Retention Or Conversion Rate Analyze in Apache Kylin

Nov 28, 2016 • Yerui Sun

Since v.1.6.0

Background

Retention or conversion rate is important in data analysis. In general, the value can be calculated based on the intersection of two data sets (uuid etc.), with some same dimensions (city, category, etc.) and one variety dimension (date etc.).
Apache Kylin has support retention calculation based on the Bitmap and UDAF intersect_count.
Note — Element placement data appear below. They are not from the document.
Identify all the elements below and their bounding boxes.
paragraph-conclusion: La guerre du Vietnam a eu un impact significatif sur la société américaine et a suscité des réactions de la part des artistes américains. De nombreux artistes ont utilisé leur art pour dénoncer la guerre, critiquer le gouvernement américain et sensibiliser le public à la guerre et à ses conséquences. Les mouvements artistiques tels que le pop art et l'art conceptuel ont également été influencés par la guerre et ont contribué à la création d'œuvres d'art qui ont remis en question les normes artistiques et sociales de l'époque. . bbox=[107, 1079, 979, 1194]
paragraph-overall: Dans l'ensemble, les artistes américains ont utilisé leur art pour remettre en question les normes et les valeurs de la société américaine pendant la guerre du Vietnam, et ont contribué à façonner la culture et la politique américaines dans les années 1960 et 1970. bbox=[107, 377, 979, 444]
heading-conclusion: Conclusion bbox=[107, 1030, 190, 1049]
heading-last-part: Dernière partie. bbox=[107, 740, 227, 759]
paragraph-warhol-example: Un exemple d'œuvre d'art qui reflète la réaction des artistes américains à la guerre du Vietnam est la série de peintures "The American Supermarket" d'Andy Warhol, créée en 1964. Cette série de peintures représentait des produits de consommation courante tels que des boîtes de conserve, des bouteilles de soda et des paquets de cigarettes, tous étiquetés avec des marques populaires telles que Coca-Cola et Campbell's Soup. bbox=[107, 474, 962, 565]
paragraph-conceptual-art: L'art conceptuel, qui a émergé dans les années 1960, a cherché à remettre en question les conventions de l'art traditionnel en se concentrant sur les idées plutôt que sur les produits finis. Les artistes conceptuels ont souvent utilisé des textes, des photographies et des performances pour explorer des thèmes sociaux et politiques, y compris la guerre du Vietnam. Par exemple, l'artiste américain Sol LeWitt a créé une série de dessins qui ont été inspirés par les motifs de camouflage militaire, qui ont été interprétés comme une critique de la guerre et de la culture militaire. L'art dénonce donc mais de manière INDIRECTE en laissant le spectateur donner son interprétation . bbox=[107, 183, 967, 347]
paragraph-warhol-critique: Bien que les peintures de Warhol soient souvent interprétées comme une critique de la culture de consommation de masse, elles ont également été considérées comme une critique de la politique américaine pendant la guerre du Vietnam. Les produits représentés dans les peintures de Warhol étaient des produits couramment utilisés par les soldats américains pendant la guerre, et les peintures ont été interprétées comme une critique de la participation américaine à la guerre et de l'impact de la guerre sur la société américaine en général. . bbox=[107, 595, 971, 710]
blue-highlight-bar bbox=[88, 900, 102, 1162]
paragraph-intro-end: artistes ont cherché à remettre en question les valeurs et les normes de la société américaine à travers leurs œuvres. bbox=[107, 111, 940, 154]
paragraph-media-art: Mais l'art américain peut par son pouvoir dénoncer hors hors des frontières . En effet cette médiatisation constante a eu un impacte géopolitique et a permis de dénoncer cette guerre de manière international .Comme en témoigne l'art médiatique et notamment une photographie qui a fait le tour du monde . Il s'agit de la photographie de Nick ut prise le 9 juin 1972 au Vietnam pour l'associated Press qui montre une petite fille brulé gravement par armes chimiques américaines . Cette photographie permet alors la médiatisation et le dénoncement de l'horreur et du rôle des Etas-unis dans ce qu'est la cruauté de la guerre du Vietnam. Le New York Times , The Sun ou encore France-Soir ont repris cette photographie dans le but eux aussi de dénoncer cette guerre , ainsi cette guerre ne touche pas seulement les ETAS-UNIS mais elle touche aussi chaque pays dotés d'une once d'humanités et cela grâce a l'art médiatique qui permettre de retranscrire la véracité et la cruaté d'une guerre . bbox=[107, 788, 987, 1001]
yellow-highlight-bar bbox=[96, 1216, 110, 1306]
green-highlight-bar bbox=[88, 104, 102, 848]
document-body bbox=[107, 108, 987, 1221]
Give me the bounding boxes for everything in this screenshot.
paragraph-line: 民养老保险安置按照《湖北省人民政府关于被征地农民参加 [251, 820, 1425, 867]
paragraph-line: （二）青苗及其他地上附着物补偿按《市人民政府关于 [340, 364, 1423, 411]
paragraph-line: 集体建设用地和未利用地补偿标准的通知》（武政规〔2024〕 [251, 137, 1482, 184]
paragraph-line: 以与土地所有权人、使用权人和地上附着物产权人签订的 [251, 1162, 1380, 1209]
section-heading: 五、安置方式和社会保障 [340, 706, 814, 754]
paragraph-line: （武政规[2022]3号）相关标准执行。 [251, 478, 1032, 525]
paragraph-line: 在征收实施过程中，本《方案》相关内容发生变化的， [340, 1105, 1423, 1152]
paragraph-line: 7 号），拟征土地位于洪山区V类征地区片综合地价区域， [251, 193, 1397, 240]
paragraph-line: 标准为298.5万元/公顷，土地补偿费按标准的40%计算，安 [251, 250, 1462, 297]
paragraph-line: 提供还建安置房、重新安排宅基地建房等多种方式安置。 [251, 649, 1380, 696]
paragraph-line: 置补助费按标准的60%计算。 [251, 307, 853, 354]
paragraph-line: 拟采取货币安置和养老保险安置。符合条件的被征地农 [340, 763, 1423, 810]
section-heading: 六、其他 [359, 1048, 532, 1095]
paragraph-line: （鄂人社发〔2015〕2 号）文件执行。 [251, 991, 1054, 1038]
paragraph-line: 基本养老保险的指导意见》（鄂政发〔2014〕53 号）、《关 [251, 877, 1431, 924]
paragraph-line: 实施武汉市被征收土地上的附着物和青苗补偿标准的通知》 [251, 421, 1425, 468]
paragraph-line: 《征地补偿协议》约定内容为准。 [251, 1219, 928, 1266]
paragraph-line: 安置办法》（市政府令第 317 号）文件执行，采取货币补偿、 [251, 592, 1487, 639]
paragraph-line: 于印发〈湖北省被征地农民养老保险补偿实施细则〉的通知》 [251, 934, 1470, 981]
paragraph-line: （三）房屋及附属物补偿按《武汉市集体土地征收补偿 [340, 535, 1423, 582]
This article introduced how to use this feature.

Usage

To use retention calculation in Apache Kylin, must meet requirements as below:
* Only one dimension can be variety
* The measure to be calculated have defined precisely count distinct measure

The intersect_count usage is described below:

intersect_count(columnToCount, columnToFilter, filterValueList)
`columnToCount` the columnt to cacluate and distinct count
`columnToFilter` the variety dimension
`filterValueList` the values of variety dimension, should be array

Here’s some examples:

intersect_count(uuid, dt, array['20161014', '20161015'])
The precisely distinct count of uuids shows up both in 20161014 and 20161015

intersect_count(uuid, dt, array['20161014', '20161015', '20161016'])
The precisely distinct count of uuids shows up all in 20161014, 20161015 and 20161016

intersect_count(uuid, dt, array['20161014'])
The precisely distinct count of uuids shows up in 20161014, equivalent to `count(distinct uuid)`

A complete sql statement example:

select city, version,
intersect_count(uuid, dt, array['20161014']) as first_day,
intersect_count(uuid, dt, array['20161015']) as second_day,
intersect_count(uuid, dt, array['20161016']) as third_day,
intersect_count(uuid, dt, array['20161014', '20161015']) as retention_oneday,
intersect_count(uuid, dt, array['20161014', '20161015', '20161016']) as retention_twoday
from visit_log
where dt in ('2016104', '20161015', '20161016')
group by city, version

Conclusions

Based on Bitmap and UDAF intersect_count, we can do fast and convenient retention analyze on Apache Kylin. Compared with the traditional way, SQL in Apache Kylin can be much more simple and clearly, and more efficient.